Там было светлее, чем в самый погожий день. Громадные зеркала улавливали солнечный свет и выплескивали его на высокого и тощего человека в черном. Он стоял на овеваемом ветром парапете, высоко над темной землей.

Донесся пронзительный крик. Издалека, с огромной высоты, к башне несся темный прямоугольник.

Тощий надвинул на лицо вычурную маску. Его дыхание участилось, словно для встречи с гостями этому человеку требовалось больше воздуха.

Новый крик.

– Однажды… – пробормотал тощий.

Потрепанный ковер приземлился неподалеку. Человек в маске оставался неподвижен, настороженно высматривая, нет ли близ ковра хоть намека на Тень. Ветер играл складками его балахона.

Ковер доставил на башню троих. Один был совсем невеличка; закутанный в темное, вонючее, проеденное плесенью тряпье, он непрестанно трясся и тоже носил маску. Гость не сдержал очередного вопля. Это был Ревун, один из самых старых и злобных колдунов в мире. Ковер был изготовлен им собственноручно. Тощий ненавидел Ревуна.

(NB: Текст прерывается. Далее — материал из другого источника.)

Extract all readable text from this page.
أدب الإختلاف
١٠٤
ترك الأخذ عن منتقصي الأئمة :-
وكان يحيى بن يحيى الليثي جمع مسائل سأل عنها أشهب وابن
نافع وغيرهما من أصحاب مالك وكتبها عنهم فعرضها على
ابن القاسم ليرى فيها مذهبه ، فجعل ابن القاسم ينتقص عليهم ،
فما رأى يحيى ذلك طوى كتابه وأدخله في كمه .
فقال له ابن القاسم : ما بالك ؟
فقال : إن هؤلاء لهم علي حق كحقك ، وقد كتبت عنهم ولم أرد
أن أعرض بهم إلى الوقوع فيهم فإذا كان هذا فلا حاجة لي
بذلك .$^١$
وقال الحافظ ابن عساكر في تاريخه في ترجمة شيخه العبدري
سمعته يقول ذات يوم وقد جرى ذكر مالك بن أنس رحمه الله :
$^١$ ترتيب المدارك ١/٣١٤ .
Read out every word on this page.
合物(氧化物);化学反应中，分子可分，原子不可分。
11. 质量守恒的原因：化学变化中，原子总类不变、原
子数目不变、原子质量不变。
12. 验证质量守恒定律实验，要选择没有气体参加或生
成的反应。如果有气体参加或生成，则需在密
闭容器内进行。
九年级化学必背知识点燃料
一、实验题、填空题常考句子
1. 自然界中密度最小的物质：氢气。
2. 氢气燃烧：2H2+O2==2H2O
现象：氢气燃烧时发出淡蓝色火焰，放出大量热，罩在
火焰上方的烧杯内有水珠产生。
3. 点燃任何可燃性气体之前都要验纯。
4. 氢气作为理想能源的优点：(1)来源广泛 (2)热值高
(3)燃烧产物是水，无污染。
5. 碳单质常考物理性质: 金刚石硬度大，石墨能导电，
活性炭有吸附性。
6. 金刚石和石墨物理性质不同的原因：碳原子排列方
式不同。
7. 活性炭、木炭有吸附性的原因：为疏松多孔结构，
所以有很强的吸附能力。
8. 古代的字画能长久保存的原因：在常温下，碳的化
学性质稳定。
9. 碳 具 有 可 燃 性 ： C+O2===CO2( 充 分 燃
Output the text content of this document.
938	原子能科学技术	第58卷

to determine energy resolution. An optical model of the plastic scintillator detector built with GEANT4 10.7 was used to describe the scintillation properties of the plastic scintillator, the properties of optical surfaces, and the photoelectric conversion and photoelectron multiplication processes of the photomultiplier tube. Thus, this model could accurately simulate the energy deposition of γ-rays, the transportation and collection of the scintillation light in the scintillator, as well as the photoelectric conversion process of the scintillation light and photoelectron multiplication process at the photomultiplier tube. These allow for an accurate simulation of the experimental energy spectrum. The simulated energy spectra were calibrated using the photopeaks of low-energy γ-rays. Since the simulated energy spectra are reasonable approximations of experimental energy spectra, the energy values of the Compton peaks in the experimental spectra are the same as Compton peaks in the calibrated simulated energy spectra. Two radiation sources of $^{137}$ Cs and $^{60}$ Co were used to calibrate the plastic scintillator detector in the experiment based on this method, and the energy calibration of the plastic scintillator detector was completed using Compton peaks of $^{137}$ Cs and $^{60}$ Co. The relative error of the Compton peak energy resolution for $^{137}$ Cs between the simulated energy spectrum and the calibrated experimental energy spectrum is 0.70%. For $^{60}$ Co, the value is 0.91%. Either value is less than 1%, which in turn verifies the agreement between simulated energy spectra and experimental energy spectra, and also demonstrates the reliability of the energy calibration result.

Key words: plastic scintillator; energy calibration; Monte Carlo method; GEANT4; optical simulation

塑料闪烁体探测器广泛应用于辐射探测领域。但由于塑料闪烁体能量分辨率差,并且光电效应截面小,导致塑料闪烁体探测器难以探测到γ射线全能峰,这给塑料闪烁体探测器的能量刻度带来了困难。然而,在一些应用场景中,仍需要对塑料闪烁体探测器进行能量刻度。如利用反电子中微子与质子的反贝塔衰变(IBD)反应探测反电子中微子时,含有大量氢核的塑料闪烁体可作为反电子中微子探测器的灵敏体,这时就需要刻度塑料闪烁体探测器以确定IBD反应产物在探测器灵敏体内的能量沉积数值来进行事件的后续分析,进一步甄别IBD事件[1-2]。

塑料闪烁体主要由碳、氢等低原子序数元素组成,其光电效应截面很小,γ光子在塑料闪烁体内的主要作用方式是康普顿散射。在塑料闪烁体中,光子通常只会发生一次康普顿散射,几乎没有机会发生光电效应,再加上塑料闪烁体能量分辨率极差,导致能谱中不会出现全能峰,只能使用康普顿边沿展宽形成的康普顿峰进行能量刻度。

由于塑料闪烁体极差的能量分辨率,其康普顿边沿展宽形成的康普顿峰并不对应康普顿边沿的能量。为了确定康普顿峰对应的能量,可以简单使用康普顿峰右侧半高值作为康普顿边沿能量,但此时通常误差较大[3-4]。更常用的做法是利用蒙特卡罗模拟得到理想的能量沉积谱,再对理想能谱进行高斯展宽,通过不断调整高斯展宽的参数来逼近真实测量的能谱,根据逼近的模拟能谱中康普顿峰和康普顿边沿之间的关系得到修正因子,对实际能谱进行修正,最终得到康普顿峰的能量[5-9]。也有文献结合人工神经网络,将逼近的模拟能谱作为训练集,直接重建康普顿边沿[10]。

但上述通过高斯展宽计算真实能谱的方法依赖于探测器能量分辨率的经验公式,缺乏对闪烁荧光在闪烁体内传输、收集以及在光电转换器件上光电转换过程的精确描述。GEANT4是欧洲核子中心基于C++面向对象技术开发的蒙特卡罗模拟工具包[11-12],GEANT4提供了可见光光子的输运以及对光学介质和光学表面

Тощий ненавидел всех. Разве что самого себя всего лишь недолюбливал. Очень ненадолго чудовищным усилием воли он мог подавить свою ненависть. Воля его была сильна – пока ему ничто не угрожало физически.

Тряпичный ком забулькал, заглушая крик.

Возле Ревуна на ковре сидел маленький, тощий, грязный человечек в ветхой набедренной повязке и давно не стиранном тюрбане. Он был напуган. Нарайян Сингх, живой святой культа обманников, был жив лишь благодаря заступничеству Ревуна.

Длиннотень ценил Сингха не дороже воловьей лепешки. Однако душила мог пригодиться – у его культа длинные руки, умеющие убивать.

Впрочем, Сингх тоже не боготворил нового союзника.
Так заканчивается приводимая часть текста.